The cryptocurrency market is sluggish, with Bitcoin fluctuating around $84,000, lacking upward momentum, while other cryptocurrencies follow suit.
2. FOMC Meeting Analysis
The Federal Reserve has made adjustments at both the strategic and tactical levels:
Strategically: Adhere to the "data-dependent" principle, avoid committing to specific rate cut timelines, and maintain policy flexibility to respond to uncertainties.
There are three key measures in terms of tactics:
Adjusting Inflation Expectations Management: Emphasizing the New York Fed's 5-Year Inflation Expectations data, downplaying the University of Michigan Consumer Confidence Index, and reducing market noise impact.
Reiterate the concept of "temporary inflation": weaken the long-term impact of tariffs on inflation, reserve space for interest rate cuts, and prevent the market from falling into stagflation panic.
Adjusting the Balance Sheet ( QT ) Rhythm: Despite ample liquidity, slowing down QT to address potential liquidity shocks arising from possible debt ceiling issues.
3. Changes in Liquidity and Interest Rate Markets
Liquidity Recovery: Broad liquidity reached 6.1 trillion, with outflows from the TGA account driving liquidity improvement. The decline in the usage of the Federal Reserve's discount window indicates a reduction in market funding pressure.
Interest Rate Market: Rate cut expectations remain stable, with a 67% probability of a cut in June and an anticipated three cuts throughout the year.
Bond Market: Short-term interest rates are falling faster than long-term rates, resulting in a steepening yield curve, reflecting increased certainty in the market regarding interest rate cuts, but concerns about a rebound in inflation still exist.
Credit Market: Investment-grade credit spreads have widened, credit risk has slightly increased, market risk appetite has declined, but no systemic risk signals have emerged.
2. Macroeconomic Outlook for Next Week
1. The equal tariff policy has become the focus of the market.
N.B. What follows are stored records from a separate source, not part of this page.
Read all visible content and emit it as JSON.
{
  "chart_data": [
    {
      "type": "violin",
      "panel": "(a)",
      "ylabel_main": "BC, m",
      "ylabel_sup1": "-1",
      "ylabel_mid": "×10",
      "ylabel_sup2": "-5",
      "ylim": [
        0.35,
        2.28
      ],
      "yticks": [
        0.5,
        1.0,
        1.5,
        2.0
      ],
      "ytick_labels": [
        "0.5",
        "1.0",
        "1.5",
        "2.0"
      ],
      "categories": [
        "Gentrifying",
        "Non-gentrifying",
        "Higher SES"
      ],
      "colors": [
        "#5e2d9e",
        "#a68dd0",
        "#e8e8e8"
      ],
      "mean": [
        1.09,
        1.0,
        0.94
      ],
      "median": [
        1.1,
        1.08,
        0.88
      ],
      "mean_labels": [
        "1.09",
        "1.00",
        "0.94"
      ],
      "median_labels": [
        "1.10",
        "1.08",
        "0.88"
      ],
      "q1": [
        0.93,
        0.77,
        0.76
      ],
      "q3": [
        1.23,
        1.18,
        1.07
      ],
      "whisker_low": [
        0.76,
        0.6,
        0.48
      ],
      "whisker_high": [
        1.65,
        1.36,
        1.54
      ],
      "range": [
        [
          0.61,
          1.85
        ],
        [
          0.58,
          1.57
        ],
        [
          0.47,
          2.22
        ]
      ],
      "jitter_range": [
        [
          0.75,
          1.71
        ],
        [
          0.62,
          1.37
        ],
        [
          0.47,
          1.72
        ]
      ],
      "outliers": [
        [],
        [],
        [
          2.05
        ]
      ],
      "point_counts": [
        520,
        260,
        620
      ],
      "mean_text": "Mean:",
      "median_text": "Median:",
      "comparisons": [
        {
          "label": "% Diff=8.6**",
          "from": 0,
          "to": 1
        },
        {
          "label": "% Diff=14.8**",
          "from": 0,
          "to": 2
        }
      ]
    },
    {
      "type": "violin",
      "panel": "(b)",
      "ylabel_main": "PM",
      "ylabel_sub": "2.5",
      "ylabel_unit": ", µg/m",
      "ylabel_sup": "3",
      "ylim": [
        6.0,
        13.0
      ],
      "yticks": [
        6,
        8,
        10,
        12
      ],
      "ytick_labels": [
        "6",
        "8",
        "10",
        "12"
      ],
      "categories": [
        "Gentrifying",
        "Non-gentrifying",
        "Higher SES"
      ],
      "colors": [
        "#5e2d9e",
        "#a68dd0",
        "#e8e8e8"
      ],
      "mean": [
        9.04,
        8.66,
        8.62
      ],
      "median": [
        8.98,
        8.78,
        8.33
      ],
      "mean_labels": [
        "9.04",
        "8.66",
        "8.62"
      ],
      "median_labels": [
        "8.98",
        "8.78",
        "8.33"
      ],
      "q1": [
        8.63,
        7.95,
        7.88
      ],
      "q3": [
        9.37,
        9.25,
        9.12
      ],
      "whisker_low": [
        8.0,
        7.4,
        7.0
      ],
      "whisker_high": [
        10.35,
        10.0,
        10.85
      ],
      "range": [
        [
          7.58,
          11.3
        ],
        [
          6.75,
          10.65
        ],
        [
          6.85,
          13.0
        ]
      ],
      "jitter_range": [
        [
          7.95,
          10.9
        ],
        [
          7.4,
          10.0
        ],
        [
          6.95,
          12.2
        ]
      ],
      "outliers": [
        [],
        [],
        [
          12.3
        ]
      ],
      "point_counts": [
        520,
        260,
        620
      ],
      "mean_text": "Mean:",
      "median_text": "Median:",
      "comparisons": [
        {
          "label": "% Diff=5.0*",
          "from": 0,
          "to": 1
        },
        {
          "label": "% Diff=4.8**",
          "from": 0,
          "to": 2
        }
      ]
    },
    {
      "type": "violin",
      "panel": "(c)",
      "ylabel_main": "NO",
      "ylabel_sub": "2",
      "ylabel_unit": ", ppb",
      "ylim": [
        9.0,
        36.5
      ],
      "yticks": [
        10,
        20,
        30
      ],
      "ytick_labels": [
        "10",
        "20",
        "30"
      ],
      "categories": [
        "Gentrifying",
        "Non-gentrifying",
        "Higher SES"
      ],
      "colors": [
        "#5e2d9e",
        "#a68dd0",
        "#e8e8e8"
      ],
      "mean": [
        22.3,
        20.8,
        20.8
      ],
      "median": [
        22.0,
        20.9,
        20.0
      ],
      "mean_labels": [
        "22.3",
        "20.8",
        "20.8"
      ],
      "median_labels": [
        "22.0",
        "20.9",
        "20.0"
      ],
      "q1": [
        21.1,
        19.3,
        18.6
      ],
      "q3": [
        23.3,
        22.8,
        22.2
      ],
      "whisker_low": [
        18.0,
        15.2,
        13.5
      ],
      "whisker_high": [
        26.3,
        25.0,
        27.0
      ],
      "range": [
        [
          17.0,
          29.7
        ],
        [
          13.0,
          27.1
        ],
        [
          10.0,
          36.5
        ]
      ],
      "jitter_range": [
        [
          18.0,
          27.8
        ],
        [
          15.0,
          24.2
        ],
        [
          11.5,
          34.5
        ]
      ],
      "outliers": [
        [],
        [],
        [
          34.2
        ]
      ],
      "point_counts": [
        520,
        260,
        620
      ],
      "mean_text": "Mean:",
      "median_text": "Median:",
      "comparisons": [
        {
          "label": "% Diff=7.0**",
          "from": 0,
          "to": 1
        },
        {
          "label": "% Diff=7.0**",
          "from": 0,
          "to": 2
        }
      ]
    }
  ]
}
The reciprocal tariff policy effective from April 2 is a key focus for the market:
Tariff intensity: The level of tax rates and coverage will affect the prices of goods, thereby impacting inflation and corporate profits. If it exceeds expectations, it may increase import costs, putting pressure on corporate profits, and the stock and bond markets may face pressure.
Global trade frictions: If they trigger retaliatory measures from other countries, it may exacerbate supply chain tensions, drive up inflation, threaten global economic growth, and potentially lead to panic selling in the markets, reinforcing the logic of "stagflation trades."
2. Market Risk Preference
The market remains in a cautious mode, with strong hedging demand for tail risks:
The VIX has retreated, but risk signals in the credit market have intensified, and the market has not completely shaken off panic.
Investors tend to reduce risk exposure and increase holdings in safe-haven assets such as gold and government bonds.
3. Federal Reserve policy direction
Tariff policy has a significant impact on the Federal Reserve's stance:
If tariffs raise inflation, the Federal Reserve may tighten policies earlier, leading to a contraction in market liquidity and increasing volatility.
If inflation is controllable, the Federal Reserve may maintain a dovish stance, providing a buffer for the market.
4. Strategy Recommendations
The market is still in an uncertain stage of policy and risk pricing. Short-term strategies should focus on "defensive + flexible offensive" as the core, avoiding tail risks while seizing phased opportunities in the market.